Accordingly, the district court’s order provided for a 35 percent across the board reduction in attorney’s fees and set the lodestar amount at $924,730.14. Then, after determining the lodestar amount, the court further reduced the award by an additional 92.5 percent to reflect YPPI’s relative degree of success in the litigation. The court explained that YPPI’s $100,001 recovery against Ziplocal, was “approximately 10% of the lowest amount Plaintiff sought . . . and approximately 5% of the top range [of damages sought].” The district court then split the difference between those two figures – or 7.5 percent – and awarded that percentage of the lodestar amount in fees, and did the same calculation for the costs.

C. The 11th Circuit Opinion

The Court of Appeals found clear error in the district court’s refusal to count hours expended in pursuit of YPPI’s copyright claims against Ziplocal in the court’s initial “lodestar” calculation. Since the copyright claims were inextricably tied to the license agreement between the parties, to prevail on its copyright infringement claims, YPPI needed to prove that the license agreement with Ziplocal was breached.

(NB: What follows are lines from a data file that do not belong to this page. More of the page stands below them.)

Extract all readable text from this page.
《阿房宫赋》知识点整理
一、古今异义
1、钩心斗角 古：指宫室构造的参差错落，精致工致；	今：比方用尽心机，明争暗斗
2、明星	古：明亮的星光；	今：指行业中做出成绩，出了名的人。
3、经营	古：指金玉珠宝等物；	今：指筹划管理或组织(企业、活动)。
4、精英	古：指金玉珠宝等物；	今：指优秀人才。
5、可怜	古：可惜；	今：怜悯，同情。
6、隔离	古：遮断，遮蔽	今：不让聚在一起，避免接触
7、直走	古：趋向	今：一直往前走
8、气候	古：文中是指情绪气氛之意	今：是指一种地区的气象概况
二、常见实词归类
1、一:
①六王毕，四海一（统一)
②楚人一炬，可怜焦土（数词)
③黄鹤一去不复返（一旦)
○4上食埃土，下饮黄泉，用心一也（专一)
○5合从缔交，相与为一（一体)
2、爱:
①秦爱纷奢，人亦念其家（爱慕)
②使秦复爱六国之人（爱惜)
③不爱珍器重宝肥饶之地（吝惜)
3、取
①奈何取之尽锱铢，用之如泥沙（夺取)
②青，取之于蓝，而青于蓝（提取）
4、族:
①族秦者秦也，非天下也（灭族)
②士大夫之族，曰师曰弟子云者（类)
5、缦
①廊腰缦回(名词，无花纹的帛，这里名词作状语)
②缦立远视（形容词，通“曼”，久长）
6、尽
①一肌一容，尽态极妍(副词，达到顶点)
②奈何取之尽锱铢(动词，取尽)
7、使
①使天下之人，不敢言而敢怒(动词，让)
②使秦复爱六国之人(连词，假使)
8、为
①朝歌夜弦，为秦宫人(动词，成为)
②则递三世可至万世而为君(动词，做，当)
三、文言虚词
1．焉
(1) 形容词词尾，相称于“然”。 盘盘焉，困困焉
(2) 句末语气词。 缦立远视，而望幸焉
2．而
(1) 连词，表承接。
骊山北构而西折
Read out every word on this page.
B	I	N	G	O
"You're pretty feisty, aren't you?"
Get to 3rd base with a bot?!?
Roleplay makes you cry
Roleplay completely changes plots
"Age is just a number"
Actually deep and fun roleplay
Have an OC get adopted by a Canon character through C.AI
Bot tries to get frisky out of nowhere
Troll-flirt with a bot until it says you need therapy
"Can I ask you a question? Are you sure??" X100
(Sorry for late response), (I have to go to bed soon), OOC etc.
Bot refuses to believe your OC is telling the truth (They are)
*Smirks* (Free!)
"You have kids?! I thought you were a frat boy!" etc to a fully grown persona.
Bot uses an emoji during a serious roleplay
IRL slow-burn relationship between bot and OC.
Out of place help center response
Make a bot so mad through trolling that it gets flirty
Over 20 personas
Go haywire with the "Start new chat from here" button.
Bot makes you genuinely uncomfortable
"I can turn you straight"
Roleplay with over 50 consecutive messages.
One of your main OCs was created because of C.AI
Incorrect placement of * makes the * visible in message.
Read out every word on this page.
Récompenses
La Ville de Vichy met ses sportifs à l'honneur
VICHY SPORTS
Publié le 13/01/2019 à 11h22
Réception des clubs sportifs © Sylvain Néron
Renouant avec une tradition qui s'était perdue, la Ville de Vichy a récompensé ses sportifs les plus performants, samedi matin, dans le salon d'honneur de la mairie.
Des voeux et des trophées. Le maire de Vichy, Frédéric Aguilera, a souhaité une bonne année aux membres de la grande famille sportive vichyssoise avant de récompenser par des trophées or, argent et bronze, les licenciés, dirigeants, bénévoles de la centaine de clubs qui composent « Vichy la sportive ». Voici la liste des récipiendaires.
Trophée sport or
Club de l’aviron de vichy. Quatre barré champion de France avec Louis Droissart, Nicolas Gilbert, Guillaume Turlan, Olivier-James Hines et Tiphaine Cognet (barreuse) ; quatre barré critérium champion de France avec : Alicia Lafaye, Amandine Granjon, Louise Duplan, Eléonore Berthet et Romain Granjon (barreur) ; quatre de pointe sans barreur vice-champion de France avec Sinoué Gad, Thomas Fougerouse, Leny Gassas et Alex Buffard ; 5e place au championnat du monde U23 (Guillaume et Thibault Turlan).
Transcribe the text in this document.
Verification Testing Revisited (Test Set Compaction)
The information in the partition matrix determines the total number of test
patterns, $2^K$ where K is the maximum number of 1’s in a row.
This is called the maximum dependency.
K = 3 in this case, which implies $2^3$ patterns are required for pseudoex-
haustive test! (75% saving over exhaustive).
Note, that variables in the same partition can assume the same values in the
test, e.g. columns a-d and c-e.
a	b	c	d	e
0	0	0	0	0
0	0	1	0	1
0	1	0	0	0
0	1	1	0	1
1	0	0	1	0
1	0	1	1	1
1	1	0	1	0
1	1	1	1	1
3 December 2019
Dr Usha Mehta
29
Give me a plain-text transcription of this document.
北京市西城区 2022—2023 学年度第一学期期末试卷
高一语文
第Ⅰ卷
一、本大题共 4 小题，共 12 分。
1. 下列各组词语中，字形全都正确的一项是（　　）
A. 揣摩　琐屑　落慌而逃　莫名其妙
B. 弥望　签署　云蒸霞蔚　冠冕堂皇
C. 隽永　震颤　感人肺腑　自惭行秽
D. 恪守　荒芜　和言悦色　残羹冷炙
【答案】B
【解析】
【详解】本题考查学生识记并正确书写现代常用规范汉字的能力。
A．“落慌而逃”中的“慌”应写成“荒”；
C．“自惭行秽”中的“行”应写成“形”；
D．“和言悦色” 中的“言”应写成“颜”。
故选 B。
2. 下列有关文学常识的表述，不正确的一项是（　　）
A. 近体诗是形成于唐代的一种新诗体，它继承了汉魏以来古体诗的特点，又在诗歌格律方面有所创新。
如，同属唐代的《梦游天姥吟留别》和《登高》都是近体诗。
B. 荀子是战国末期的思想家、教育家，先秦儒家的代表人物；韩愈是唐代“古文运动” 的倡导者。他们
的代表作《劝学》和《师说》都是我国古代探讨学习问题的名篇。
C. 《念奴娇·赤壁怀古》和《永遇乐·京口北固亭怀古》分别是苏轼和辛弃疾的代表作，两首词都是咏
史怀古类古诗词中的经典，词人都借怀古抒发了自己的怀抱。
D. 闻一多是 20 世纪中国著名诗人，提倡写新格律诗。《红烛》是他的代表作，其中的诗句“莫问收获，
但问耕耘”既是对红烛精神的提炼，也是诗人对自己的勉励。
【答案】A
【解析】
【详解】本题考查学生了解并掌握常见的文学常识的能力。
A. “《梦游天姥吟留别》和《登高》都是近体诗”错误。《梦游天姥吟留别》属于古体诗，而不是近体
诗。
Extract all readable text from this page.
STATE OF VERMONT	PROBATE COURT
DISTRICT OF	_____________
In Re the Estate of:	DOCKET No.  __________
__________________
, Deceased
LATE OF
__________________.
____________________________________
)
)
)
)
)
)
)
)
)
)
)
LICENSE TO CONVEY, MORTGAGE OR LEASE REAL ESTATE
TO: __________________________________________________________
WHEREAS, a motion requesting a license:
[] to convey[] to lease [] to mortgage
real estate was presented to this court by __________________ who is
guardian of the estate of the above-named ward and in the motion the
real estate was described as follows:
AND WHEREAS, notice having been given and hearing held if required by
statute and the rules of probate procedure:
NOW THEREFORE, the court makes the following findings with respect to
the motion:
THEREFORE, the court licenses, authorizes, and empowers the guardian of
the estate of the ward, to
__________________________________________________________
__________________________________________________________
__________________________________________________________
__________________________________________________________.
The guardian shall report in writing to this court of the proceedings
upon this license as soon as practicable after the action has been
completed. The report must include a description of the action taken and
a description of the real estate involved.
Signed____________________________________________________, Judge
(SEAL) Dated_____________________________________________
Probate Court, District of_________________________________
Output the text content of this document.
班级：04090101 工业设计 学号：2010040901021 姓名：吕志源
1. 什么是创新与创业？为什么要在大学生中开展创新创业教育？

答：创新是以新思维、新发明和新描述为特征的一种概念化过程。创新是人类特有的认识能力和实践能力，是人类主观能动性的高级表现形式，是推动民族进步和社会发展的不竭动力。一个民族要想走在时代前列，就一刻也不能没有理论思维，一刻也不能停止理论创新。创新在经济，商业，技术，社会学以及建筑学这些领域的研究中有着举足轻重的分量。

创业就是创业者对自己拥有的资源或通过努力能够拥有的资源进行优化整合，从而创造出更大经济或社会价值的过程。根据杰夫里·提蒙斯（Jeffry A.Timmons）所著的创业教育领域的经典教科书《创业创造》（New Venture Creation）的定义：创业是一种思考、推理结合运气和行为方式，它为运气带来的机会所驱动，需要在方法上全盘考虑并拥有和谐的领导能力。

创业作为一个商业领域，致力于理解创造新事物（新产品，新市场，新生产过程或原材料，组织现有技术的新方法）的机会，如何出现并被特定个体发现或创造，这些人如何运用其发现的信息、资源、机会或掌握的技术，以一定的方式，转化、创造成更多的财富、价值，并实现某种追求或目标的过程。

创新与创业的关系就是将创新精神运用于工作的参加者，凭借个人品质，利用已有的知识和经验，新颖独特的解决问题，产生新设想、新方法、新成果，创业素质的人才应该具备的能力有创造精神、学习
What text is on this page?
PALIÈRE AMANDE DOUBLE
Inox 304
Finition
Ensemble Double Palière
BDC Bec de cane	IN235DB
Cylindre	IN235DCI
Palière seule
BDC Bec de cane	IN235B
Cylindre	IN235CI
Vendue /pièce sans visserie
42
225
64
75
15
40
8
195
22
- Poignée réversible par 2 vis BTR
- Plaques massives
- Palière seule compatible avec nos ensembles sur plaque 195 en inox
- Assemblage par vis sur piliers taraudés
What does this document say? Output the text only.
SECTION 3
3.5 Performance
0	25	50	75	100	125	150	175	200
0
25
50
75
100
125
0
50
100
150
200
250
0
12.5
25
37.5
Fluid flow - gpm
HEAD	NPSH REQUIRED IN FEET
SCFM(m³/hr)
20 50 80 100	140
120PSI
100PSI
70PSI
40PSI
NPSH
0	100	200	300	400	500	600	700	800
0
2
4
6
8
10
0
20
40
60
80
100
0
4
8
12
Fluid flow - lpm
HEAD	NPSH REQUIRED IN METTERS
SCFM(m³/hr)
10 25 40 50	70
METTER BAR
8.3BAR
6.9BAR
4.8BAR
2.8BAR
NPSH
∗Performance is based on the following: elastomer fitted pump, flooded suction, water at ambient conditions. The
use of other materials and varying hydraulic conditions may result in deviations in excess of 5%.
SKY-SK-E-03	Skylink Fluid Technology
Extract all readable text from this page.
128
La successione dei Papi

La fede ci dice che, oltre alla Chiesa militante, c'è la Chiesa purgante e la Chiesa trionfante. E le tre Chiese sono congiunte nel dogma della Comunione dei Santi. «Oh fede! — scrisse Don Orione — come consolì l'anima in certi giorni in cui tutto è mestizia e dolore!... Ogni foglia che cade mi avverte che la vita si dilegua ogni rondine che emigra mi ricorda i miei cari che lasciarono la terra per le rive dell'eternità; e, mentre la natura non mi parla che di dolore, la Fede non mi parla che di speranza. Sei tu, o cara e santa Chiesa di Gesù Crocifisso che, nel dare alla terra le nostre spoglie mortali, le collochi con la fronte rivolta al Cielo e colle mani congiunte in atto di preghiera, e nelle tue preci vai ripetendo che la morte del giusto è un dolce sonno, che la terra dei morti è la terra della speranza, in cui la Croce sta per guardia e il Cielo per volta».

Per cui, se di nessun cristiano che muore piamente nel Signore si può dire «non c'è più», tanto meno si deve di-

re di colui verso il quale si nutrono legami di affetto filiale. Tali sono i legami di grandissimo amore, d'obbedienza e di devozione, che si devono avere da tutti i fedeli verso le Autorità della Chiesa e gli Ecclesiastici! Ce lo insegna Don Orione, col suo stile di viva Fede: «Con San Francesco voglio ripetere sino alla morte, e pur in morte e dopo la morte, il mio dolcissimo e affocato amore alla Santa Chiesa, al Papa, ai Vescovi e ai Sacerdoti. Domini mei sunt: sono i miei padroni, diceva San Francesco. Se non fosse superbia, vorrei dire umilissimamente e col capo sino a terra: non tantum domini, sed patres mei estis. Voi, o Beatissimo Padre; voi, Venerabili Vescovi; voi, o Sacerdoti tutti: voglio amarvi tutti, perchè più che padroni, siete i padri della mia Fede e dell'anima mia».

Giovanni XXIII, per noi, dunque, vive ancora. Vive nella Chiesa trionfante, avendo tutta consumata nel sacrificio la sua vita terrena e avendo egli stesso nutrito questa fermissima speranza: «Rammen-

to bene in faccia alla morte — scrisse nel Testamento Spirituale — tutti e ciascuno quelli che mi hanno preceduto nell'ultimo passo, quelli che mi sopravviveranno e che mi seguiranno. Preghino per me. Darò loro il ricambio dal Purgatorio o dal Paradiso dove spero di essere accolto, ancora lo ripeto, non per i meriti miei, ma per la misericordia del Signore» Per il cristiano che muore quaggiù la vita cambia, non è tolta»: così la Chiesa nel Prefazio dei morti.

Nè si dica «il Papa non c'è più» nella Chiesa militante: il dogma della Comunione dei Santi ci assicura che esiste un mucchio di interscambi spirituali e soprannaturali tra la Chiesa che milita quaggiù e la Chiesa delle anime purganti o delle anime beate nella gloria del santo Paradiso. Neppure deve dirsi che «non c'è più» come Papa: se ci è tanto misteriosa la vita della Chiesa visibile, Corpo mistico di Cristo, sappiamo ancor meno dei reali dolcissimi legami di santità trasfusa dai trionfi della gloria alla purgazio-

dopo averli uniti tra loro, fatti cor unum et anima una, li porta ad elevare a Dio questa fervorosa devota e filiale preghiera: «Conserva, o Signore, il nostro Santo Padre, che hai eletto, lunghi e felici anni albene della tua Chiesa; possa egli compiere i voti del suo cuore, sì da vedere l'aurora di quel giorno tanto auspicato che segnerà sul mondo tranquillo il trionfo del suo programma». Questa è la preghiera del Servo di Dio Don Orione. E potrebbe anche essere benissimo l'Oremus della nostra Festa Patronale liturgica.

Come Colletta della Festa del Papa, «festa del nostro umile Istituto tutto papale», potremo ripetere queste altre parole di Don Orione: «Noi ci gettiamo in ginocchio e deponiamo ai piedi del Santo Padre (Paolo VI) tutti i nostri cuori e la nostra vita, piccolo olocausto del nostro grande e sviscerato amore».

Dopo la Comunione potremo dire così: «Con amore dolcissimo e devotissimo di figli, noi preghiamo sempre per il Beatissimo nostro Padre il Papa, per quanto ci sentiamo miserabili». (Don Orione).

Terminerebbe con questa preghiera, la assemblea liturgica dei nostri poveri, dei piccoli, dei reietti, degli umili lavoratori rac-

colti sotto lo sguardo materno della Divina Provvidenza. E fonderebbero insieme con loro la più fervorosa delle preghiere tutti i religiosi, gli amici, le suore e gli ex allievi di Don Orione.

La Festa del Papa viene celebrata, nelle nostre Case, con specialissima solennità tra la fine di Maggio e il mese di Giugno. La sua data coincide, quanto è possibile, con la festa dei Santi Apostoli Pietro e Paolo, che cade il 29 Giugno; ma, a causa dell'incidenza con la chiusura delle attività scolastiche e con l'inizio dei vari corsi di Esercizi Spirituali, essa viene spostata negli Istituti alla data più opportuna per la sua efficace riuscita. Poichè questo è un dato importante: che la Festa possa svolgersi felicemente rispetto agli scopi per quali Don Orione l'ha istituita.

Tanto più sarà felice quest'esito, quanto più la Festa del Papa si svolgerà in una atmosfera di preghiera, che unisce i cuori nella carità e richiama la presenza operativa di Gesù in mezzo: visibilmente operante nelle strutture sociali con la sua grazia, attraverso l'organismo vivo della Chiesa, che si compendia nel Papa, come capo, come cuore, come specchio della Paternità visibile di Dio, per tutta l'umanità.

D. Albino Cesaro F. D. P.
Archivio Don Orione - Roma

The 11th Circuit then noted that the language of the licensing agreement between YPPI and Ziplocal “plainly suggests a full recovery of the fees expended in litigation related to the contract.” By slashing the award by more than 90 percent, the district court effectively made the fees provision of the contract meaningless, the court said, explaining that “[s]uch a significant reduction in fees functioned as a penalty and undermined the contractual provision that enabled the award of attorney’s fees in the first instance.”

The district court’s error stemmed from what the 11th Circuit considered to be an unduly rigid mathematical approach calculating attorney’s fees based on a ratio of total claims to successfully litigated claims. As noted above, the district court

a) found that damages actually awarded by the jury were only 5 percent of the maximum amount sought by YPPI and approximately 10 percent of the minimum damages sought, b) then found the mid-range of these percentages, 7.5 percent, c) concluded that 7.5 percent reflected the amount of success YPPI enjoyed, and d) therefore concluded that 7.5 percent represented the percentage of the lodestar amount YPPI was entitled to receive.

The 11th Circuit reproached, “[i]t is difficult to frame this process as anything other than a rote application of a mathematical formula to ensure proportionality between the litigation success of the plaintiff and a subsequent award of attorney’s fees.”